Lab Safety: Never seal Petri dishes completely - partial sealing prevents anaerobic conditions that could encourage pathogenic growth!

Culture Media and Population Counting Techniques

Different culture media serve specific purposes in microbiology. Defined media contain only known ingredients, whilst undefined media include components you can't fully identify. Selective media only allow certain bacteria to grow, and complete media provide everything needed for healthy growth.

Serial dilution is your go-to method for counting bacterial populations accurately. You create a series of 10-fold dilutions (10⁻¹, 10⁻², 10⁻³, etc.) until you get countable colonies on plates. The sweet spot is usually plates with 30-300 colonies - fewer isn't statistically reliable, and more becomes impossible to count.

A haemocytometer gives more accurate counts than colony counting and uses a special microscope slide to count both living and dead cells. It's brilliant for getting precise total counts.

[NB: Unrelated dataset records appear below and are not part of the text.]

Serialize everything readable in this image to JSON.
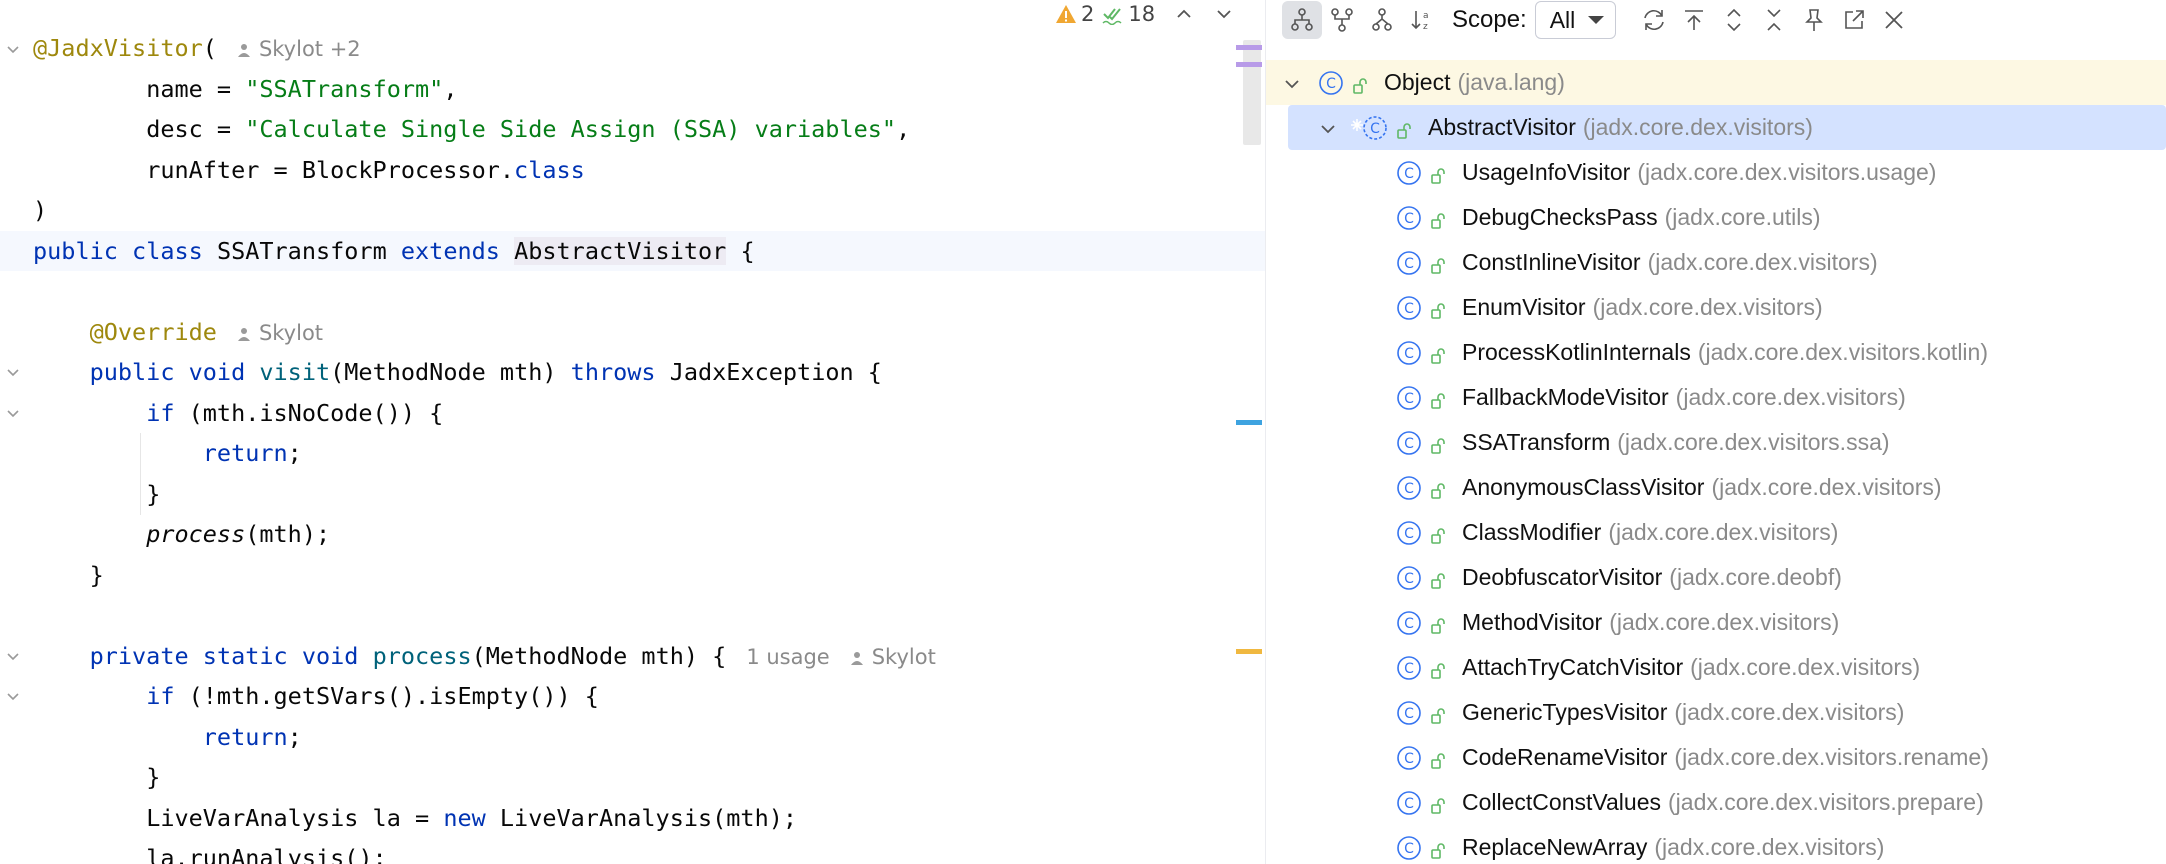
{
  "editor": {
    "inspections": {
      "warnings": "2",
      "checks": "18"
    },
    "code": {
      "ann_jadx": "@JadxVisitor",
      "open_paren": "(",
      "hint_authors_1": "Skylot +2",
      "name_kw": "name = ",
      "name_val": "\"SSATransform\"",
      "comma": ",",
      "desc_kw": "desc = ",
      "desc_val": "\"Calculate Single Side Assign (SSA) variables\"",
      "runafter_kw": "runAfter = BlockProcessor.",
      "class_kw": "class",
      "close_paren": ")",
      "public": "public",
      "class": "class",
      "class_name": " SSATransform ",
      "extends": "extends",
      "abstract_visitor": "AbstractVisitor",
      "brace_open": " {",
      "override": "@Override",
      "hint_authors_2": "Skylot",
      "void": "void",
      "visit": "visit",
      "visit_params": "(MethodNode mth) ",
      "throws": "throws",
      "jadx_exception": " JadxException {",
      "if": "if",
      "if1_cond": " (mth.isNoCode()) {",
      "return": "return",
      "semicolon": ";",
      "brace_close": "}",
      "process_call": "process",
      "process_args": "(mth);",
      "private": "private",
      "static": "static",
      "process_decl": "process",
      "process_params": "(MethodNode mth) {",
      "hint_usage": "1 usage",
      "hint_authors_3": "Skylot",
      "if2_cond": " (!mth.getSVars().isEmpty()) {",
      "lva_decl": "LiveVarAnalysis la = ",
      "new": "new",
      "lva_ctor": " LiveVarAnalysis(mth);",
      "run_analysis": "la.runAnalysis();"
    }
  },
  "hierarchy": {
    "scope_label": "Scope:",
    "scope_value": "All",
    "root": {
      "name": "Object",
      "pkg": "(java.lang)"
    },
    "selected": {
      "name": "AbstractVisitor",
      "pkg": "(jadx.core.dex.visitors)"
    },
    "children": [
      {
        "name": "UsageInfoVisitor",
        "pkg": "(jadx.core.dex.visitors.usage)"
      },
      {
        "name": "DebugChecksPass",
        "pkg": "(jadx.core.utils)"
      },
      {
        "name": "ConstInlineVisitor",
        "pkg": "(jadx.core.dex.visitors)"
      },
      {
        "name": "EnumVisitor",
        "pkg": "(jadx.core.dex.visitors)"
      },
      {
        "name": "ProcessKotlinInternals",
        "pkg": "(jadx.core.dex.visitors.kotlin)"
      },
      {
        "name": "FallbackModeVisitor",
        "pkg": "(jadx.core.dex.visitors)"
      },
      {
        "name": "SSATransform",
        "pkg": "(jadx.core.dex.visitors.ssa)"
      },
      {
        "name": "AnonymousClassVisitor",
        "pkg": "(jadx.core.dex.visitors)"
      },
      {
        "name": "ClassModifier",
        "pkg": "(jadx.core.dex.visitors)"
      },
      {
        "name": "DeobfuscatorVisitor",
        "pkg": "(jadx.core.deobf)"
      },
      {
        "name": "MethodVisitor",
        "pkg": "(jadx.core.dex.visitors)"
      },
      {
        "name": "AttachTryCatchVisitor",
        "pkg": "(jadx.core.dex.visitors)"
      },
      {
        "name": "GenericTypesVisitor",
        "pkg": "(jadx.core.dex.visitors)"
      },
      {
        "name": "CodeRenameVisitor",
        "pkg": "(jadx.core.dex.visitors.rename)"
      },
      {
        "name": "CollectConstValues",
        "pkg": "(jadx.core.dex.visitors.prepare)"
      },
      {
        "name": "ReplaceNewArray",
        "pkg": "(jadx.core.dex.visitors)"
      }
    ]
  },
  "colors": {
    "keyword": "#0033b3",
    "string": "#067d17",
    "annotation": "#9e880d",
    "class_icon": "#3574f0",
    "visibility_icon": "#5fb865",
    "warning": "#f0a732"
  }
}
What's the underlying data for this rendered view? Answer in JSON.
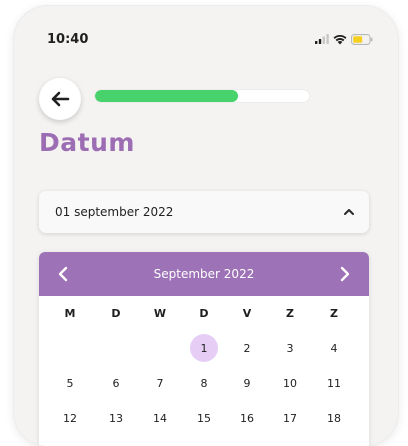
{
  "status_bar": {
    "time": "10:40",
    "icons": [
      "signal-icon",
      "wifi-icon",
      "battery-low-icon"
    ],
    "battery_color": "#f5d020"
  },
  "header": {
    "back_icon": "arrow-left-icon",
    "progress": 0.67,
    "progress_color": "#48d26b"
  },
  "page": {
    "title": "Datum",
    "title_color": "#9c6db3"
  },
  "date_select": {
    "value": "01 september 2022",
    "icon": "chevron-up-icon"
  },
  "calendar": {
    "month_label": "September 2022",
    "header_color": "#9d72b6",
    "selected_color": "#e6cdf6",
    "weekdays": [
      "M",
      "D",
      "W",
      "D",
      "V",
      "Z",
      "Z"
    ],
    "weeks": [
      [
        "",
        "",
        "",
        "1",
        "2",
        "3",
        "4"
      ],
      [
        "5",
        "6",
        "7",
        "8",
        "9",
        "10",
        "11"
      ],
      [
        "12",
        "13",
        "14",
        "15",
        "16",
        "17",
        "18"
      ]
    ],
    "selected_day": "1"
  }
}
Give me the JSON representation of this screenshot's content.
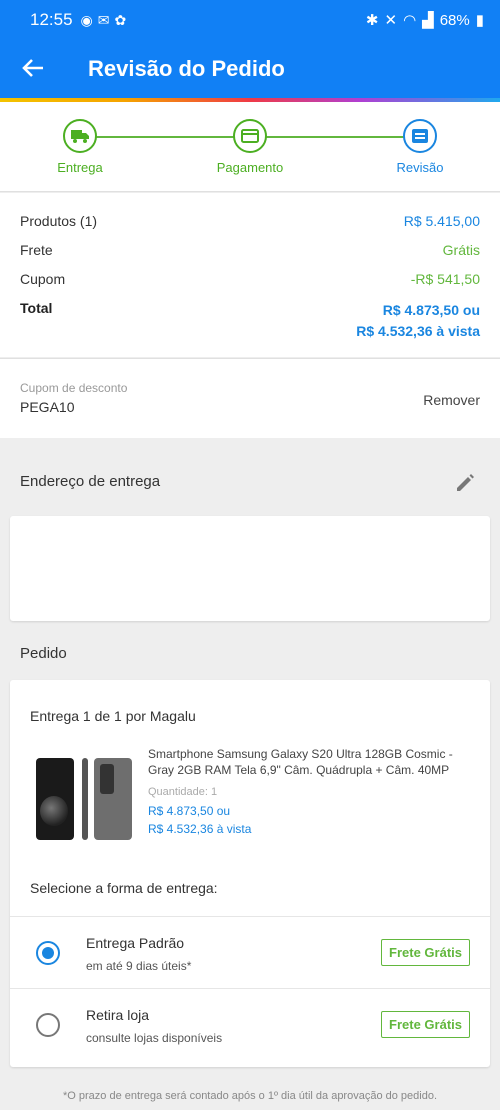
{
  "status_bar": {
    "time": "12:55",
    "battery": "68%"
  },
  "header": {
    "title": "Revisão do Pedido",
    "back_icon": "arrow-left-icon"
  },
  "colors": {
    "primary": "#1180f5",
    "green": "#62b73d",
    "link_blue": "#1a86e0"
  },
  "stepper": {
    "steps": [
      {
        "label": "Entrega",
        "icon": "truck-icon",
        "state": "done"
      },
      {
        "label": "Pagamento",
        "icon": "card-icon",
        "state": "done"
      },
      {
        "label": "Revisão",
        "icon": "review-icon",
        "state": "current"
      }
    ]
  },
  "summary": {
    "products_label": "Produtos (1)",
    "products_value": "R$ 5.415,00",
    "shipping_label": "Frete",
    "shipping_value": "Grátis",
    "coupon_label": "Cupom",
    "coupon_value": "-R$ 541,50",
    "total_label": "Total",
    "total_value_1": "R$ 4.873,50 ou",
    "total_value_2": "R$ 4.532,36 à vista"
  },
  "coupon": {
    "label": "Cupom de desconto",
    "code": "PEGA10",
    "remove": "Remover"
  },
  "address": {
    "title": "Endereço de entrega"
  },
  "order": {
    "title": "Pedido",
    "shipper": "Entrega 1 de 1 por Magalu",
    "product_name": "Smartphone Samsung Galaxy S20 Ultra 128GB Cosmic - Gray 2GB RAM Tela 6,9\" Câm. Quádrupla + Câm. 40MP",
    "quantity": "Quantidade: 1",
    "price_1": "R$ 4.873,50 ou",
    "price_2": "R$ 4.532,36 à vista",
    "select_title": "Selecione a forma de entrega:",
    "options": [
      {
        "name": "Entrega Padrão",
        "desc": "em até 9 dias úteis*",
        "badge": "Frete Grátis",
        "selected": true
      },
      {
        "name": "Retira loja",
        "desc": "consulte lojas disponíveis",
        "badge": "Frete Grátis",
        "selected": false
      }
    ]
  },
  "footnote": "*O prazo de entrega será contado após o 1º dia útil da aprovação do pedido."
}
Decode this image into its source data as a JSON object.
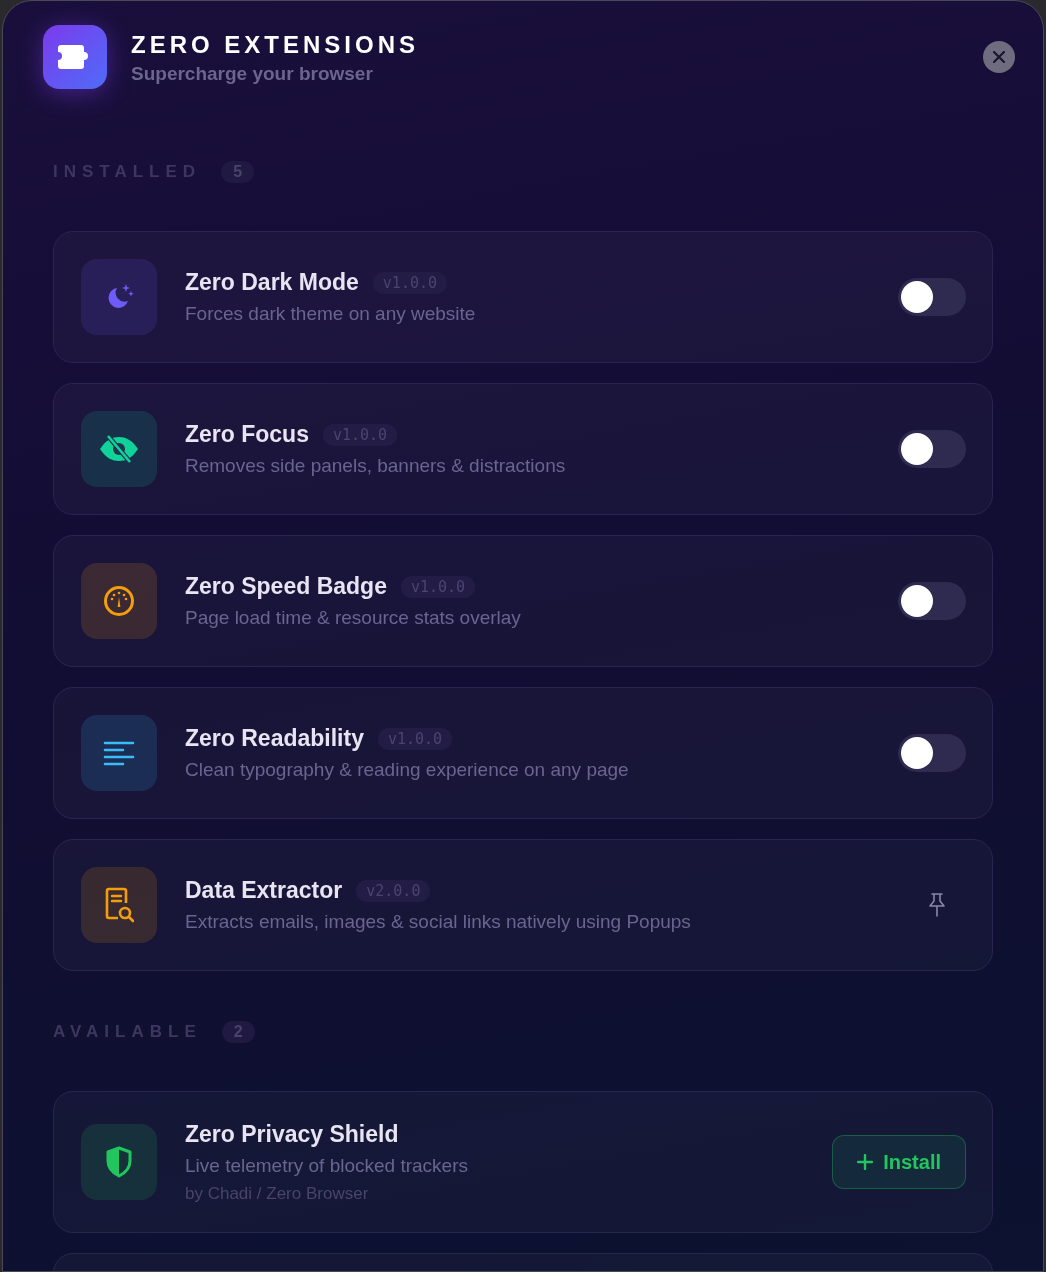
{
  "header": {
    "title": "ZERO EXTENSIONS",
    "subtitle": "Supercharge your browser"
  },
  "installed": {
    "label": "INSTALLED",
    "count": "5",
    "items": [
      {
        "name": "Zero Dark Mode",
        "version": "v1.0.0",
        "description": "Forces dark theme on any website",
        "color": "#6d5cf5",
        "kind": "toggle",
        "on": false
      },
      {
        "name": "Zero Focus",
        "version": "v1.0.0",
        "description": "Removes side panels, banners & distractions",
        "color": "#10d39a",
        "kind": "toggle",
        "on": false
      },
      {
        "name": "Zero Speed Badge",
        "version": "v1.0.0",
        "description": "Page load time & resource stats overlay",
        "color": "#f59e0b",
        "kind": "toggle",
        "on": false
      },
      {
        "name": "Zero Readability",
        "version": "v1.0.0",
        "description": "Clean typography & reading experience on any page",
        "color": "#38bdf8",
        "kind": "toggle",
        "on": false
      },
      {
        "name": "Data Extractor",
        "version": "v2.0.0",
        "description": "Extracts emails, images & social links natively using Popups",
        "color": "#f59e0b",
        "kind": "pinned"
      }
    ]
  },
  "available": {
    "label": "AVAILABLE",
    "count": "2",
    "items": [
      {
        "name": "Zero Privacy Shield",
        "description": "Live telemetry of blocked trackers",
        "author": "by Chadi / Zero Browser",
        "color": "#22c55e",
        "button": "Install"
      }
    ]
  }
}
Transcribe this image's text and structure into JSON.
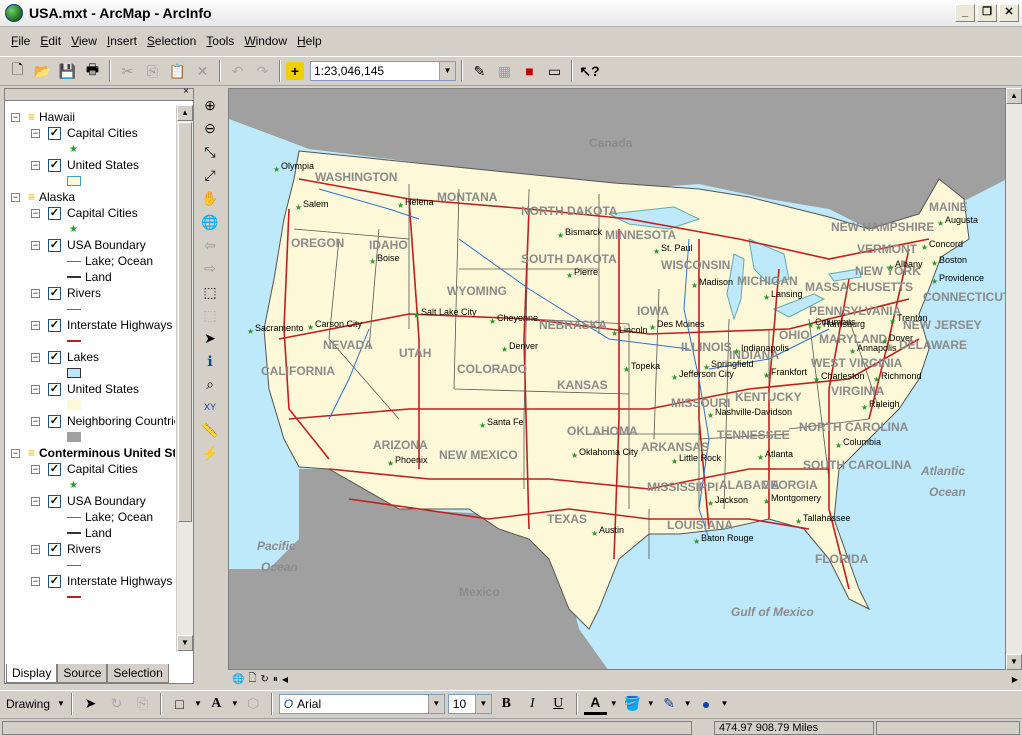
{
  "window": {
    "title": "USA.mxt - ArcMap - ArcInfo"
  },
  "menu": [
    {
      "pre": "",
      "ul": "F",
      "post": "ile"
    },
    {
      "pre": "",
      "ul": "E",
      "post": "dit"
    },
    {
      "pre": "",
      "ul": "V",
      "post": "iew"
    },
    {
      "pre": "",
      "ul": "I",
      "post": "nsert"
    },
    {
      "pre": "",
      "ul": "S",
      "post": "election"
    },
    {
      "pre": "",
      "ul": "T",
      "post": "ools"
    },
    {
      "pre": "",
      "ul": "W",
      "post": "indow"
    },
    {
      "pre": "",
      "ul": "H",
      "post": "elp"
    }
  ],
  "toolbar": {
    "scale": "1:23,046,145"
  },
  "toc": {
    "items": [
      {
        "kind": "frame",
        "label": "Hawaii",
        "bold": false
      },
      {
        "kind": "layer",
        "label": "Capital Cities",
        "checked": true
      },
      {
        "kind": "sym",
        "sym": "star"
      },
      {
        "kind": "layer",
        "label": "United States",
        "checked": true
      },
      {
        "kind": "sym",
        "sym": "box-yellow"
      },
      {
        "kind": "frame",
        "label": "Alaska",
        "bold": false
      },
      {
        "kind": "layer",
        "label": "Capital Cities",
        "checked": true
      },
      {
        "kind": "sym",
        "sym": "star"
      },
      {
        "kind": "layer",
        "label": "USA Boundary",
        "checked": true
      },
      {
        "kind": "sym",
        "sym": "line-blue",
        "text": "Lake; Ocean"
      },
      {
        "kind": "sym",
        "sym": "line-black",
        "text": "Land"
      },
      {
        "kind": "layer",
        "label": "Rivers",
        "checked": true
      },
      {
        "kind": "sym",
        "sym": "line-blue"
      },
      {
        "kind": "layer",
        "label": "Interstate Highways",
        "checked": true
      },
      {
        "kind": "sym",
        "sym": "line-red"
      },
      {
        "kind": "layer",
        "label": "Lakes",
        "checked": true
      },
      {
        "kind": "sym",
        "sym": "box-blue"
      },
      {
        "kind": "layer",
        "label": "United States",
        "checked": true
      },
      {
        "kind": "sym",
        "sym": "box-yellow2"
      },
      {
        "kind": "layer",
        "label": "Neighboring Countries",
        "checked": true
      },
      {
        "kind": "sym",
        "sym": "box-gray"
      },
      {
        "kind": "frame",
        "label": "Conterminous United States",
        "bold": true
      },
      {
        "kind": "layer",
        "label": "Capital Cities",
        "checked": true
      },
      {
        "kind": "sym",
        "sym": "star"
      },
      {
        "kind": "layer",
        "label": "USA Boundary",
        "checked": true
      },
      {
        "kind": "sym",
        "sym": "line-blue",
        "text": "Lake; Ocean"
      },
      {
        "kind": "sym",
        "sym": "line-black",
        "text": "Land"
      },
      {
        "kind": "layer",
        "label": "Rivers",
        "checked": true
      },
      {
        "kind": "sym",
        "sym": "line-blue"
      },
      {
        "kind": "layer",
        "label": "Interstate Highways",
        "checked": true
      },
      {
        "kind": "sym",
        "sym": "line-red"
      }
    ],
    "tabs": [
      "Display",
      "Source",
      "Selection"
    ]
  },
  "map": {
    "countries": [
      "Canada",
      "Mexico"
    ],
    "oceans": [
      "Pacific Ocean",
      "Atlantic Ocean",
      "Gulf of Mexico"
    ],
    "states": [
      "WASHINGTON",
      "OREGON",
      "CALIFORNIA",
      "NEVADA",
      "IDAHO",
      "MONTANA",
      "WYOMING",
      "UTAH",
      "ARIZONA",
      "COLORADO",
      "NEW MEXICO",
      "NORTH DAKOTA",
      "SOUTH DAKOTA",
      "NEBRASKA",
      "KANSAS",
      "OKLAHOMA",
      "TEXAS",
      "MINNESOTA",
      "IOWA",
      "MISSOURI",
      "ARKANSAS",
      "LOUISIANA",
      "WISCONSIN",
      "ILLINOIS",
      "MISSISSIPPI",
      "MICHIGAN",
      "INDIANA",
      "KENTUCKY",
      "TENNESSEE",
      "ALABAMA",
      "GEORGIA",
      "FLORIDA",
      "OHIO",
      "WEST VIRGINIA",
      "VIRGINIA",
      "NORTH CAROLINA",
      "SOUTH CAROLINA",
      "PENNSYLVANIA",
      "NEW YORK",
      "MAINE",
      "VERMONT",
      "NEW HAMPSHIRE",
      "MASSACHUSETTS",
      "CONNECTICUT",
      "NEW JERSEY",
      "DELAWARE",
      "MARYLAND"
    ],
    "cities": [
      "Olympia",
      "Salem",
      "Helena",
      "Boise",
      "Sacramento",
      "Carson City",
      "Salt Lake City",
      "Cheyenne",
      "Denver",
      "Phoenix",
      "Santa Fe",
      "Bismarck",
      "Pierre",
      "Lincoln",
      "Topeka",
      "Oklahoma City",
      "Austin",
      "St. Paul",
      "Des Moines",
      "Jefferson City",
      "Little Rock",
      "Baton Rouge",
      "Madison",
      "Springfield",
      "Jackson",
      "Lansing",
      "Indianapolis",
      "Nashville-Davidson",
      "Montgomery",
      "Atlanta",
      "Tallahassee",
      "Columbus",
      "Frankfort",
      "Charleston",
      "Columbia",
      "Raleigh",
      "Richmond",
      "Harrisburg",
      "Albany",
      "Augusta",
      "Concord",
      "Boston",
      "Providence",
      "Trenton",
      "Dover",
      "Annapolis"
    ]
  },
  "drawing": {
    "label": "Drawing",
    "font": "Arial",
    "size": "10"
  },
  "status": {
    "coords": "474.97  908.79 Miles"
  }
}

Turbidimeters measure how cloudy your bacterial culture looks using a colorimeter. The cloudier it is, the more bacteria you have. You compare your reading to a standard graph plotting light absorbance against bacterial numbers. Like haemocytometers, this gives total counts since dead cells also contribute to cloudiness.

The population size equation is straightforward: Number of colonies × Dilution factor ÷ Volume of sample. Master this formula and you'll breeze through practical calculations.

Counting Tip: Always choose plates where you can count distinct, separate colonies - merged colonies or overcrowded plates will ruin your accuracy!